# Why are galaxies flat since it's an unstable configuration in 3d? [duplicate]

I'll probably have to delete this question because someone's already asked it, but what accounts for the stable 2-d structure of spiral galaxies in three dimensional space (assuming random starting vectors)? The traditional centrifugal force answer doesn't account for the fact that purely Newtonian $n$-body simulations never evolve into flat disks.

Is it actually suggested that there is some non-Newtonian process to account for this? Or that spinning galaxies throw out stars from the center? I keep hearing a lot of bullshit.

[Edit: I'm keeping this answer for now as it is spurring some interesting discussion.]

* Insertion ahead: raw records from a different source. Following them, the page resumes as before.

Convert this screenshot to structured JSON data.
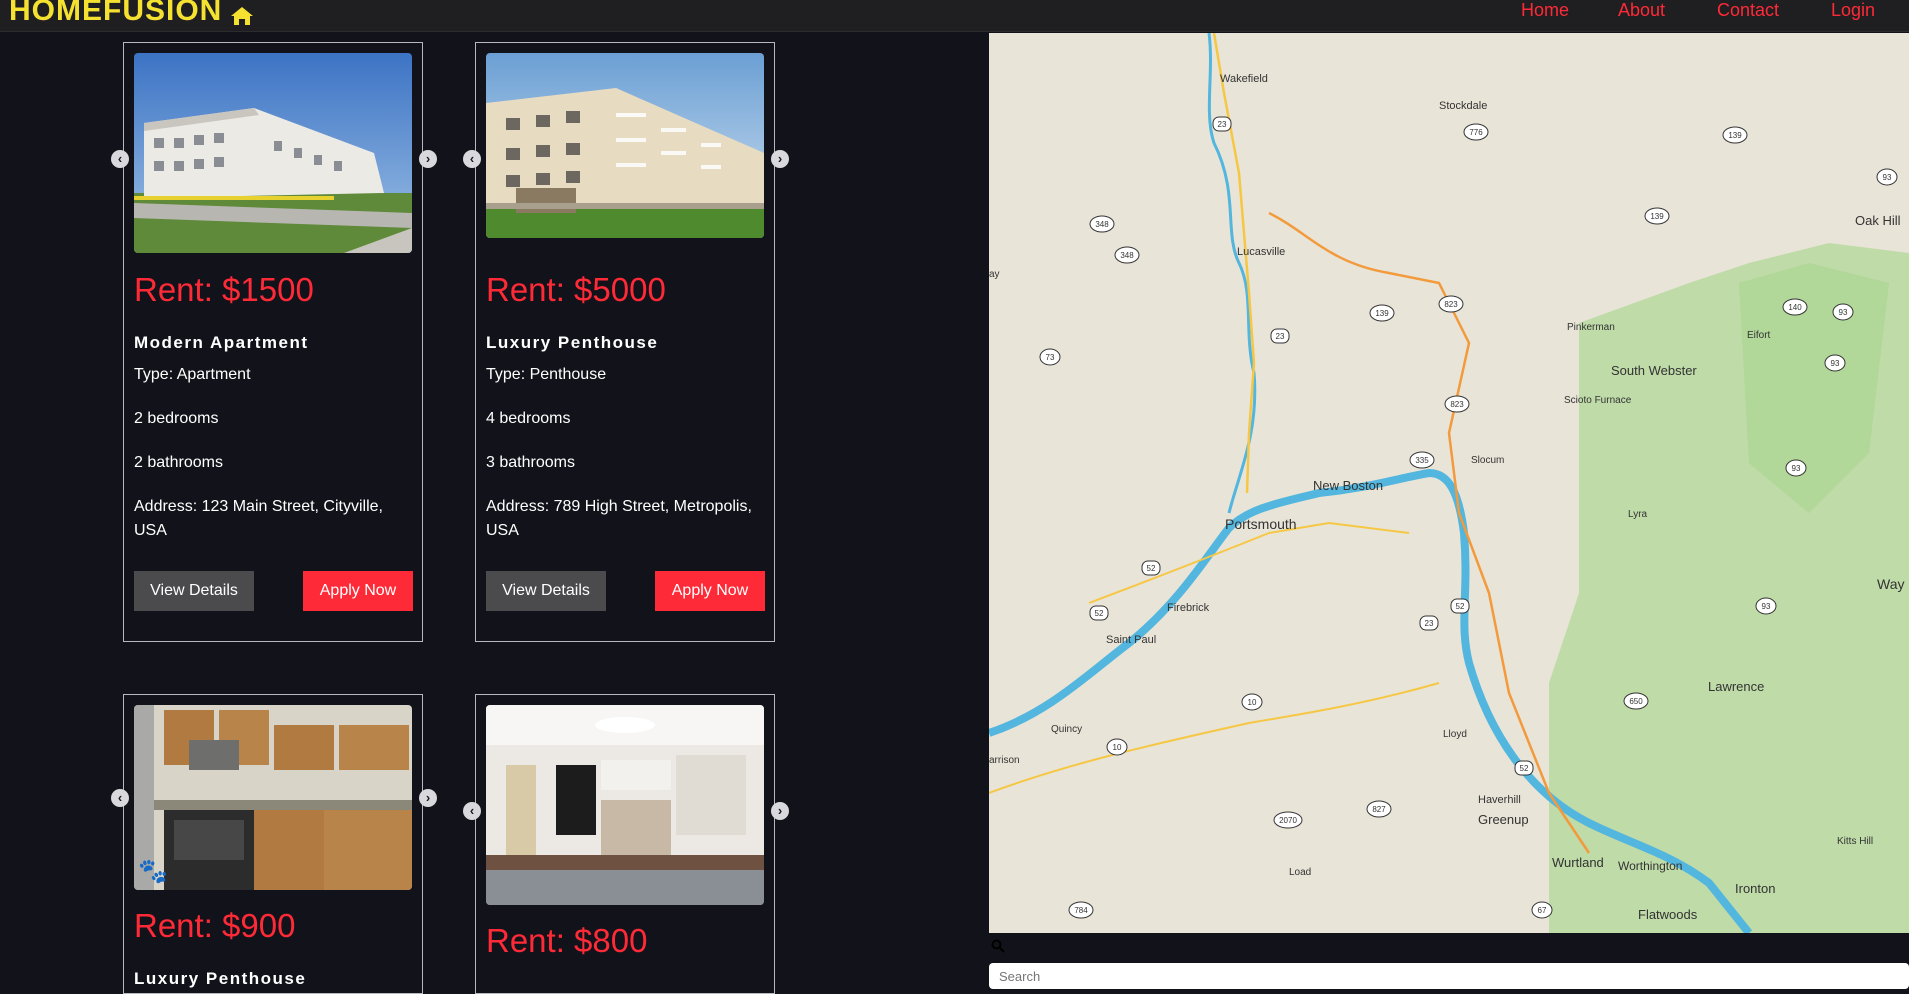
{
  "header": {
    "brand": "HOMEFUSION",
    "nav": [
      "Home",
      "About",
      "Contact",
      "Login"
    ]
  },
  "listings": [
    {
      "rent": "Rent: $1500",
      "title": "Modern Apartment",
      "type": "Type: Apartment",
      "bedrooms": "2 bedrooms",
      "bathrooms": "2 bathrooms",
      "address": "Address: 123 Main Street, Cityville, USA",
      "details_label": "View Details",
      "apply_label": "Apply Now"
    },
    {
      "rent": "Rent: $5000",
      "title": "Luxury Penthouse",
      "type": "Type: Penthouse",
      "bedrooms": "4 bedrooms",
      "bathrooms": "3 bathrooms",
      "address": "Address: 789 High Street, Metropolis, USA",
      "details_label": "View Details",
      "apply_label": "Apply Now"
    },
    {
      "rent": "Rent: $900",
      "title": "Luxury Penthouse"
    },
    {
      "rent": "Rent: $800"
    }
  ],
  "map": {
    "places": [
      "Wakefield",
      "Stockdale",
      "Oak Hill",
      "Lucasville",
      "Pinkerman",
      "Eifort",
      "South Webster",
      "Scioto Furnace",
      "Slocum",
      "New Boston",
      "Portsmouth",
      "Lyra",
      "Firebrick",
      "Saint Paul",
      "Lawrence",
      "Quincy",
      "Lloyd",
      "Haverhill",
      "Greenup",
      "Wurtland",
      "Worthington",
      "Ironton",
      "Flatwoods",
      "Kitts Hill",
      "Load",
      "Way",
      "arrison",
      "ay"
    ],
    "routes": [
      "23",
      "776",
      "139",
      "93",
      "348",
      "348",
      "139",
      "823",
      "139",
      "140",
      "93",
      "23",
      "73",
      "93",
      "823",
      "335",
      "93",
      "52",
      "52",
      "23",
      "52",
      "93",
      "10",
      "650",
      "10",
      "52",
      "2070",
      "827",
      "67",
      "784"
    ]
  },
  "search": {
    "placeholder": "Search"
  },
  "colors": {
    "accent": "#ff2a37",
    "brand": "#f5e12f",
    "background": "#12131a"
  }
}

• possible duplicate of Why are some galaxies flat? – John Rennie Sep 25 '15 at 4:58
• Why do you say n-body simulations give the wrong results? The EAGLE simulation has done very well in producing the observed galaxy structures. – John Rennie Sep 25 '15 at 5:30
• No, the values of $n$ you've used give non-planar results. Large scale simulations such as EAGLE give realistic results. Note that EAGLE use billions of particles. You won't get a decent treatment of phenomena like dynamical friction unless you work at this scale. – John Rennie Sep 25 '15 at 5:40
• See also Why doesn't my particle simulation end in a flat disc? and Why do 3d spheres and gravity tend to rotating discs on one plane? I'll note that galaxies consist of hundreds of billions of stars, so $n=3$ or even $n=1000$ isn't realistic. Also, there are all sorts of subtleties in the numerics (did you expect perfect flatness? are you using the right integrator? did you soften the potential?). – user10851 Sep 25 '15 at 5:40
• Voting to close as a duplicate, as the accepted answer here carefully explains that your few-body simulations are missing the dust component that will produce the results you expect. – Emilio Pisanty Sep 25 '15 at 11:41

First, watch this Minute Physics video as it provides a great explanation of why any rotating, disc-like object (the Solar System, galaxies, etc) tend to be roughly two-dimensional (disc-like). The bodies begin as a collection of rotating, colliding particles. Because the momentum in the $z$-direction is roughly zero, collisions among particles will conserve the $z$-momentum at zero. The preferred way for a system to do this is for the particles to collapse into a flatter distribution. However, Conservation of Angular Momentum dictates that the matter continues to rotate.
So this answers your question as stated, but you seem to actually be more concerned with why this can't be well-modeled. I suppose the unsatisfying answer is that the universe, and the matter within it, is a much more complex place than what your typical $n$-body simulation is capable of producing. The Milky Way galaxy contains 100 billion stars, not to mention other types of objects as well.